Top Two Operational Values of A Start up

This post is in response to a question from Paul.

I will give you the top two values I have seen in a successful startup. I would give you three but I only have time to write about two of them this afternoon.

1.) Trust. Everything in a startup comes back to trust. If you are trying to attract a new or your first customer, if you are raising capital, if you are recruiting talent or any other aspect of what you are doing in a startup comes down to trust. In a startup you are doing something new or different in some form. It is a risk to not do the “norm”, regardless of the potential cost or time saving or what ever efficiency or cool factor you offer by dealing with you - you are a startup you are a risk in some form. Trust is everything and it is made up of two factors i.) Competence. ii.) Character. A great resource regarding this value of trust and the economics of it is Stephen Covey Jr.'s book Speed of Trust.

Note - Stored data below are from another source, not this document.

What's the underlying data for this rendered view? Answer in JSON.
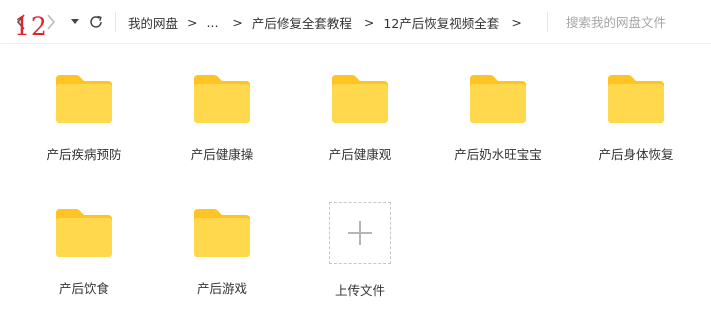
{
  "overlay_number": "12",
  "nav": {
    "back_icon": "chevron-left-icon",
    "forward_icon": "chevron-right-icon",
    "dropdown_icon": "caret-down-icon",
    "refresh_icon": "refresh-icon"
  },
  "breadcrumb": {
    "separator": ">",
    "items": [
      "我的网盘",
      "...",
      "产后修复全套教程",
      "12产后恢复视频全套"
    ]
  },
  "search": {
    "placeholder": "搜索我的网盘文件",
    "value": ""
  },
  "folder_color": "#ffd84d",
  "folder_tab_color": "#ffc423",
  "items": [
    {
      "label": "产后疾病预防",
      "icon": "folder-icon"
    },
    {
      "label": "产后健康操",
      "icon": "folder-icon"
    },
    {
      "label": "产后健康观",
      "icon": "folder-icon"
    },
    {
      "label": "产后奶水旺宝宝",
      "icon": "folder-icon"
    },
    {
      "label": "产后身体恢复",
      "icon": "folder-icon"
    },
    {
      "label": "产后饮食",
      "icon": "folder-icon"
    },
    {
      "label": "产后游戏",
      "icon": "folder-icon"
    }
  ],
  "upload": {
    "label": "上传文件",
    "icon": "plus-icon"
  }
}
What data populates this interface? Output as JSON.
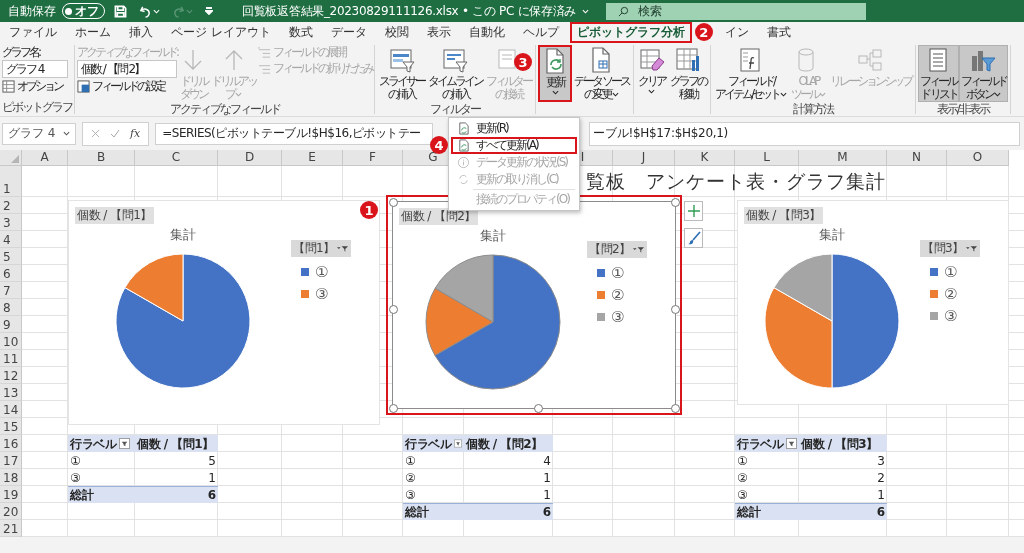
{
  "title_bar": {
    "autosave_label": "自動保存",
    "autosave_toggle": {
      "label": "オフ",
      "on": false
    },
    "quick_access": [
      {
        "kind": "save",
        "disabled": false
      },
      {
        "kind": "undo",
        "disabled": false
      },
      {
        "kind": "redo",
        "disabled": true
      },
      {
        "kind": "customize",
        "disabled": false
      }
    ],
    "filename": "回覧板返答結果_20230829111126.xlsx • この PC に保存済み",
    "search": {
      "placeholder": "検索"
    }
  },
  "tabs": [
    {
      "label": "ファイル",
      "selected": false,
      "highlighted": false
    },
    {
      "label": "ホーム",
      "selected": false,
      "highlighted": false
    },
    {
      "label": "挿入",
      "selected": false,
      "highlighted": false
    },
    {
      "label": "ページ レイアウト",
      "selected": false,
      "highlighted": false
    },
    {
      "label": "数式",
      "selected": false,
      "highlighted": false
    },
    {
      "label": "データ",
      "selected": false,
      "highlighted": false
    },
    {
      "label": "校閲",
      "selected": false,
      "highlighted": false
    },
    {
      "label": "表示",
      "selected": false,
      "highlighted": false
    },
    {
      "label": "自動化",
      "selected": false,
      "highlighted": false
    },
    {
      "label": "ヘルプ",
      "selected": false,
      "highlighted": false
    },
    {
      "label": "ピボットグラフ分析",
      "selected": true,
      "highlighted": true,
      "badge": "2"
    },
    {
      "label": "イン",
      "selected": false,
      "highlighted": false
    },
    {
      "label": "書式",
      "selected": false,
      "highlighted": false
    }
  ],
  "ribbon": {
    "groups": [
      {
        "label": "ピボットグラフ",
        "columns": [
          [
            {
              "kind": "caption",
              "label": "グラフ名:",
              "disabled": false
            },
            {
              "kind": "field",
              "value": "グラフ 4"
            },
            {
              "kind": "small",
              "label": "オプション",
              "disabled": false
            }
          ]
        ]
      },
      {
        "label": "アクティブなフィールド",
        "columns": [
          [
            {
              "kind": "caption",
              "label": "アクティブなフィールド:",
              "disabled": true
            },
            {
              "kind": "field",
              "value": "個数 / 【問 2】"
            },
            {
              "kind": "small",
              "label": "フィールドの設定",
              "disabled": false
            }
          ],
          [
            {
              "kind": "large",
              "lines": [
                "ドリル",
                "ダウン"
              ],
              "disabled": true,
              "pressed": false,
              "dropdown": false,
              "highlighted": false
            }
          ],
          [
            {
              "kind": "large",
              "lines": [
                "ドリルアッ",
                "プ"
              ],
              "disabled": true,
              "pressed": false,
              "dropdown": true,
              "highlighted": false
            }
          ],
          [
            {
              "kind": "small",
              "label": "フィールドの展開",
              "disabled": true
            },
            {
              "kind": "small",
              "label": "フィールドの折りたたみ",
              "disabled": true
            }
          ]
        ]
      },
      {
        "label": "フィルター",
        "columns": [
          [
            {
              "kind": "large",
              "lines": [
                "スライサー",
                "の挿入"
              ],
              "disabled": false,
              "pressed": false,
              "dropdown": false,
              "highlighted": false
            }
          ],
          [
            {
              "kind": "large",
              "lines": [
                "タイムライン",
                "の挿入"
              ],
              "disabled": false,
              "pressed": false,
              "dropdown": false,
              "highlighted": false
            }
          ],
          [
            {
              "kind": "large",
              "lines": [
                "フィルター",
                "の接続"
              ],
              "disabled": true,
              "pressed": false,
              "dropdown": false,
              "highlighted": false
            }
          ]
        ]
      },
      {
        "columns": [
          [
            {
              "kind": "large",
              "lines": [
                "更新"
              ],
              "disabled": false,
              "pressed": true,
              "dropdown": true,
              "highlighted": true,
              "badge": "3",
              "menu": {
                "items": [
                  {
                    "label": "更新(R)",
                    "disabled": false,
                    "highlighted": false
                  },
                  {
                    "label": "すべて更新(A)",
                    "disabled": false,
                    "highlighted": true,
                    "badge": "4"
                  },
                  {
                    "label": "データ更新の状況(S)",
                    "disabled": true,
                    "highlighted": false
                  },
                  {
                    "label": "更新の取り消し(C)",
                    "disabled": true,
                    "highlighted": false
                  },
                  {
                    "label": "接続のプロパティ(O)",
                    "disabled": true,
                    "highlighted": false
                  }
                ]
              }
            }
          ],
          [
            {
              "kind": "large",
              "lines": [
                "データ ソース",
                "の変更"
              ],
              "disabled": false,
              "pressed": false,
              "dropdown": true,
              "highlighted": false
            }
          ]
        ]
      },
      {
        "columns": [
          [
            {
              "kind": "large",
              "lines": [
                "クリア"
              ],
              "disabled": false,
              "pressed": false,
              "dropdown": true,
              "highlighted": false
            }
          ],
          [
            {
              "kind": "large",
              "lines": [
                "グラフの",
                "移動"
              ],
              "disabled": false,
              "pressed": false,
              "dropdown": false,
              "highlighted": false
            }
          ]
        ]
      },
      {
        "label": "計算方法",
        "columns": [
          [
            {
              "kind": "large",
              "lines": [
                "フィールド/",
                "アイテム/セット"
              ],
              "disabled": false,
              "pressed": false,
              "dropdown": true,
              "highlighted": false
            }
          ],
          [
            {
              "kind": "large",
              "lines": [
                "OLAP",
                "ツール"
              ],
              "disabled": true,
              "pressed": false,
              "dropdown": true,
              "highlighted": false
            }
          ],
          [
            {
              "kind": "large",
              "lines": [
                "リレーションシップ"
              ],
              "disabled": true,
              "pressed": false,
              "dropdown": false,
              "highlighted": false
            }
          ]
        ]
      },
      {
        "label": "表示/非表示",
        "columns": [
          [
            {
              "kind": "large",
              "lines": [
                "フィール",
                "ド リスト"
              ],
              "disabled": false,
              "pressed": true,
              "dropdown": false,
              "highlighted": false
            }
          ],
          [
            {
              "kind": "large",
              "lines": [
                "フィールド",
                "ボタン"
              ],
              "disabled": false,
              "pressed": true,
              "dropdown": true,
              "highlighted": false
            }
          ]
        ]
      }
    ]
  },
  "formula_bar": {
    "name_box": "グラフ 4",
    "function_button": "fx",
    "formula_start": "=SERIES(ピボットテーブル!$H$16,ピボットテー",
    "formula_end": "ーブル!$H$17:$H$20,1)"
  },
  "sheet": {
    "columns": [
      {
        "label": "A"
      },
      {
        "label": "B"
      },
      {
        "label": "C"
      },
      {
        "label": "D"
      },
      {
        "label": "E"
      },
      {
        "label": "F"
      },
      {
        "label": "G"
      },
      {},
      {
        "label": "I"
      },
      {
        "label": "J"
      },
      {
        "label": "K"
      },
      {
        "label": "L"
      },
      {
        "label": "M"
      },
      {
        "label": "N"
      },
      {
        "label": "O"
      }
    ],
    "rows": [
      "1",
      "2",
      "3",
      "4",
      "5",
      "6",
      "7",
      "8",
      "9",
      "10",
      "11",
      "12",
      "13",
      "14",
      "15",
      "16",
      "17",
      "18",
      "19",
      "20",
      "21"
    ],
    "title": "覧板　アンケート表・グラフ集計",
    "charts": [
      {
        "field_button": "個数 / 【問1】",
        "legend_button": "【問1】",
        "selected": false,
        "highlighted": false,
        "legend": [
          {
            "label": "①",
            "color": "#4472c4"
          },
          {
            "label": "③",
            "color": "#ed7d31"
          }
        ],
        "chart_data": {
          "type": "pie",
          "title": "集計",
          "series": [
            {
              "values": [
                83.3,
                16.7
              ]
            }
          ]
        }
      },
      {
        "field_button": "個数 / 【問2】",
        "legend_button": "【問2】",
        "selected": true,
        "highlighted": true,
        "badge": "1",
        "legend": [
          {
            "label": "①",
            "color": "#4472c4"
          },
          {
            "label": "②",
            "color": "#ed7d31"
          },
          {
            "label": "③",
            "color": "#a5a5a5"
          }
        ],
        "chart_data": {
          "type": "pie",
          "title": "集計",
          "series": [
            {
              "values": [
                66.7,
                16.7,
                16.6
              ]
            }
          ]
        }
      },
      {
        "field_button": "個数 / 【問3】",
        "legend_button": "【問3】",
        "selected": false,
        "highlighted": false,
        "legend": [
          {
            "label": "①",
            "color": "#4472c4"
          },
          {
            "label": "②",
            "color": "#ed7d31"
          },
          {
            "label": "③",
            "color": "#a5a5a5"
          }
        ],
        "chart_data": {
          "type": "pie",
          "title": "集計",
          "series": [
            {
              "values": [
                50,
                33.3,
                16.7
              ]
            }
          ]
        }
      }
    ],
    "pivot_tables": [
      {
        "row_header": "行ラベル",
        "value_header": "個数 / 【問1】",
        "rows": [
          {
            "label": "①",
            "value": "5"
          },
          {
            "label": "③",
            "value": "1"
          }
        ],
        "total": {
          "label": "総計",
          "value": "6"
        }
      },
      {
        "row_header": "行ラベル",
        "value_header": "個数 / 【問2】",
        "rows": [
          {
            "label": "①",
            "value": "4"
          },
          {
            "label": "②",
            "value": "1"
          },
          {
            "label": "③",
            "value": "1"
          }
        ],
        "total": {
          "label": "総計",
          "value": "6"
        }
      },
      {
        "row_header": "行ラベル",
        "value_header": "個数 / 【問3】",
        "rows": [
          {
            "label": "①",
            "value": "3"
          },
          {
            "label": "②",
            "value": "2"
          },
          {
            "label": "③",
            "value": "1"
          }
        ],
        "total": {
          "label": "総計",
          "value": "6"
        }
      }
    ]
  }
}
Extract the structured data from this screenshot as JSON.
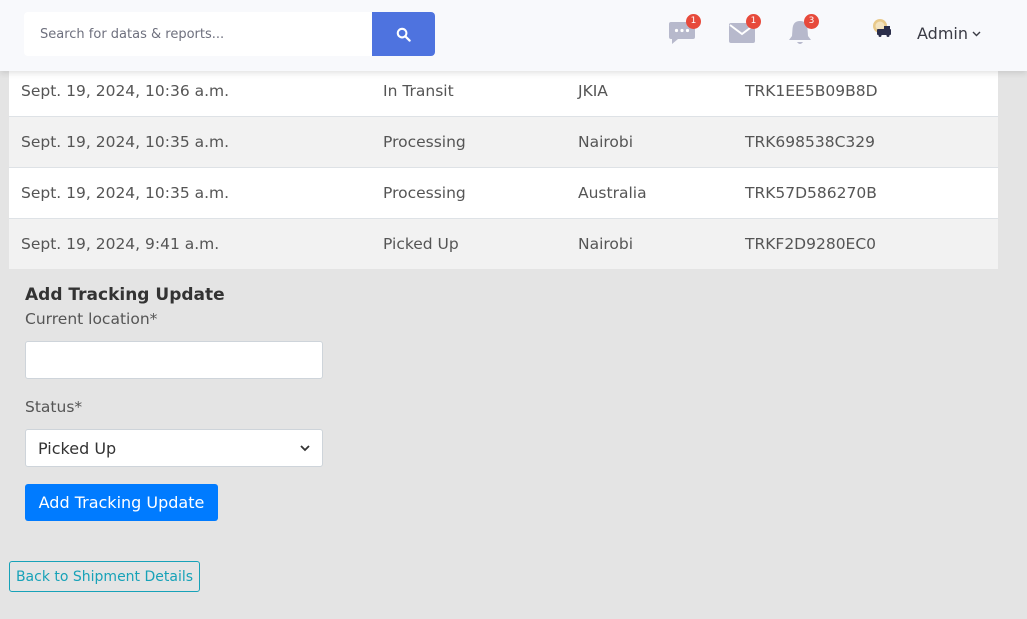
{
  "topbar": {
    "search_placeholder": "Search for datas & reports...",
    "messages_count": "1",
    "mail_count": "1",
    "alerts_count": "3",
    "user_name": "Admin"
  },
  "tracking_rows": [
    {
      "date": "Sept. 19, 2024, 10:36 a.m.",
      "status": "In Transit",
      "location": "JKIA",
      "tracking": "TRK1EE5B09B8D"
    },
    {
      "date": "Sept. 19, 2024, 10:35 a.m.",
      "status": "Processing",
      "location": "Nairobi",
      "tracking": "TRK698538C329"
    },
    {
      "date": "Sept. 19, 2024, 10:35 a.m.",
      "status": "Processing",
      "location": "Australia",
      "tracking": "TRK57D586270B"
    },
    {
      "date": "Sept. 19, 2024, 9:41 a.m.",
      "status": "Picked Up",
      "location": "Nairobi",
      "tracking": "TRKF2D9280EC0"
    }
  ],
  "form": {
    "title": "Add Tracking Update",
    "location_label": "Current location*",
    "location_value": "",
    "status_label": "Status*",
    "status_selected": "Picked Up",
    "submit_label": "Add Tracking Update"
  },
  "back_label": "Back to Shipment Details",
  "colors": {
    "primary": "#4e73df",
    "button": "#007bff",
    "badge": "#e74a3b",
    "outline": "#17a2b8"
  }
}
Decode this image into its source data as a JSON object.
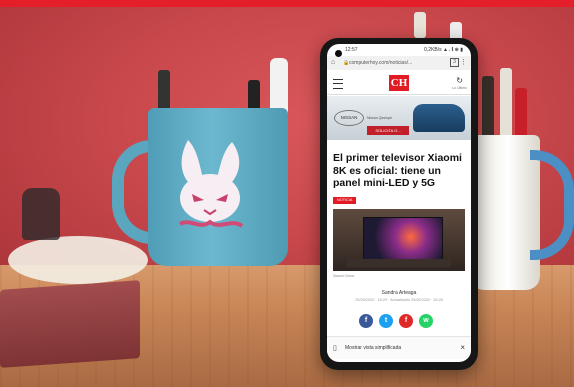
{
  "scene": {
    "description_colors": {
      "wall": "#c9484c",
      "desk": "#c98657"
    }
  },
  "phone": {
    "status_time": "12:57",
    "status_right": "0,2KB/s ▲ ᵢ 𝗹 ⊛ ▮",
    "url": "computerhoy.com/noticias/...",
    "tab_count": "3",
    "site_logo": "CH",
    "refresh_label": "Lo Último",
    "ad": {
      "brand": "NISSAN",
      "subtitle": "Nissan Qashqai",
      "cta": "SOLICITA O..."
    },
    "headline": "El primer televisor Xiaomi 8K es oficial: tiene un panel mini-LED y 5G",
    "tag": "NOTICIA",
    "photo_credit": "Xiaomi China",
    "author": "Sandra Arteaga",
    "dates": "29/09/2020 · 15:20 · Actualizado 29/09/2020 · 15:28",
    "shares": [
      "f",
      "t",
      "f",
      "w"
    ],
    "footer_label": "Mostrar vista simplificada"
  }
}
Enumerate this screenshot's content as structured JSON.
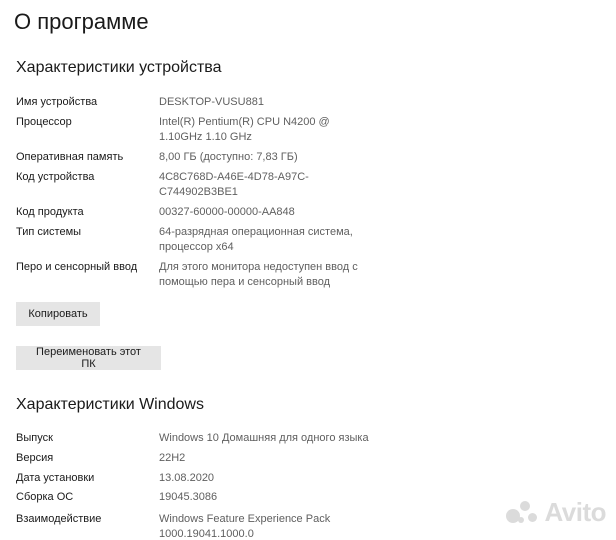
{
  "page": {
    "title": "О программе"
  },
  "device_specs": {
    "heading": "Характеристики устройства",
    "rows": [
      {
        "label": "Имя устройства",
        "value": "DESKTOP-VUSU881"
      },
      {
        "label": "Процессор",
        "value": "Intel(R) Pentium(R) CPU N4200 @ 1.10GHz 1.10 GHz"
      },
      {
        "label": "Оперативная память",
        "value": "8,00 ГБ (доступно: 7,83 ГБ)"
      },
      {
        "label": "Код устройства",
        "value": "4C8C768D-A46E-4D78-A97C-C744902B3BE1"
      },
      {
        "label": "Код продукта",
        "value": "00327-60000-00000-AA848"
      },
      {
        "label": "Тип системы",
        "value": "64-разрядная операционная система, процессор x64"
      },
      {
        "label": "Перо и сенсорный ввод",
        "value": "Для этого монитора недоступен ввод с помощью пера и сенсорный ввод"
      }
    ],
    "copy_label": "Копировать",
    "rename_label": "Переименовать этот ПК"
  },
  "windows_specs": {
    "heading": "Характеристики Windows",
    "rows": [
      {
        "label": "Выпуск",
        "value": "Windows 10 Домашняя для одного языка"
      },
      {
        "label": "Версия",
        "value": "22H2"
      },
      {
        "label": "Дата установки",
        "value": "13.08.2020"
      },
      {
        "label": "Сборка ОС",
        "value": "19045.3086"
      },
      {
        "label": "Взаимодействие",
        "value": "Windows Feature Experience Pack 1000.19041.1000.0"
      }
    ]
  },
  "watermark": {
    "text": "Avito"
  }
}
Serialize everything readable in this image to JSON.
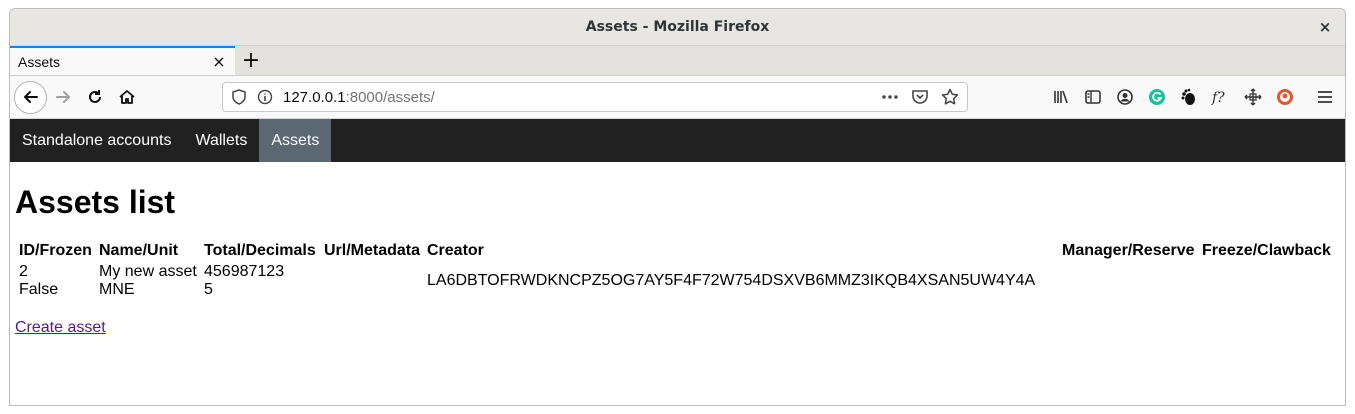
{
  "window": {
    "title": "Assets - Mozilla Firefox",
    "close": "×"
  },
  "tabs": [
    {
      "label": "Assets",
      "close": "×"
    }
  ],
  "newtab": "+",
  "url": {
    "host": "127.0.0.1",
    "rest": ":8000/assets/"
  },
  "nav": {
    "items": [
      "Standalone accounts",
      "Wallets",
      "Assets"
    ],
    "active": "Assets"
  },
  "page": {
    "title": "Assets list",
    "columns": [
      "ID/Frozen",
      "Name/Unit",
      "Total/Decimals",
      "Url/Metadata",
      "Creator",
      "Manager/Reserve",
      "Freeze/Clawback"
    ],
    "rows": [
      {
        "id": "2",
        "frozen": "False",
        "name": "My new asset",
        "unit": "MNE",
        "total": "456987123",
        "decimals": "5",
        "url": "",
        "metadata": "",
        "creator": "LA6DBTOFRWDKNCPZ5OG7AY5F4F72W754DSXVB6MMZ3IKQB4XSAN5UW4Y4A",
        "manager": "",
        "reserve": "",
        "freeze": "",
        "clawback": ""
      }
    ],
    "create_link": "Create asset"
  },
  "colors": {
    "accent": "#0a84ff",
    "navbar": "#212121",
    "nav_active": "#5b6771",
    "visited_link": "#551a8b"
  }
}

2.) The Second Value is something I call "Clarherence" . This is really two values that are interdependent on each other. The first is Clarity. I take my startup clients through a 6 question clarity exercise. By the end of this exercise the startup knows exactly who and what its differentiator is and what it must focus on, (LASER FOCUS!). The second value is Adherence. Adherence is similar to focus but different in the fact that it attaches to something more specific than focus. For Example; Focus is usually a reference point for entrepreneurs to stay with only one deal or stay focused in or on one industry. Adherence by contrast will attach specifically to the clarity questions/answers or exercise. Adherence will then allow you to build an operational plan that actually builds and supports a culture based not just on a vision which is usually vague and unattainable but rather on the clarity of the vision which is specific and executable. Clarherence is the secret sauce of culture, (more on this in some upcoming writings). The best resource I have found for clarity is Patrick Lencioni's book The Four Obsessions Of An Extraordinary Executive.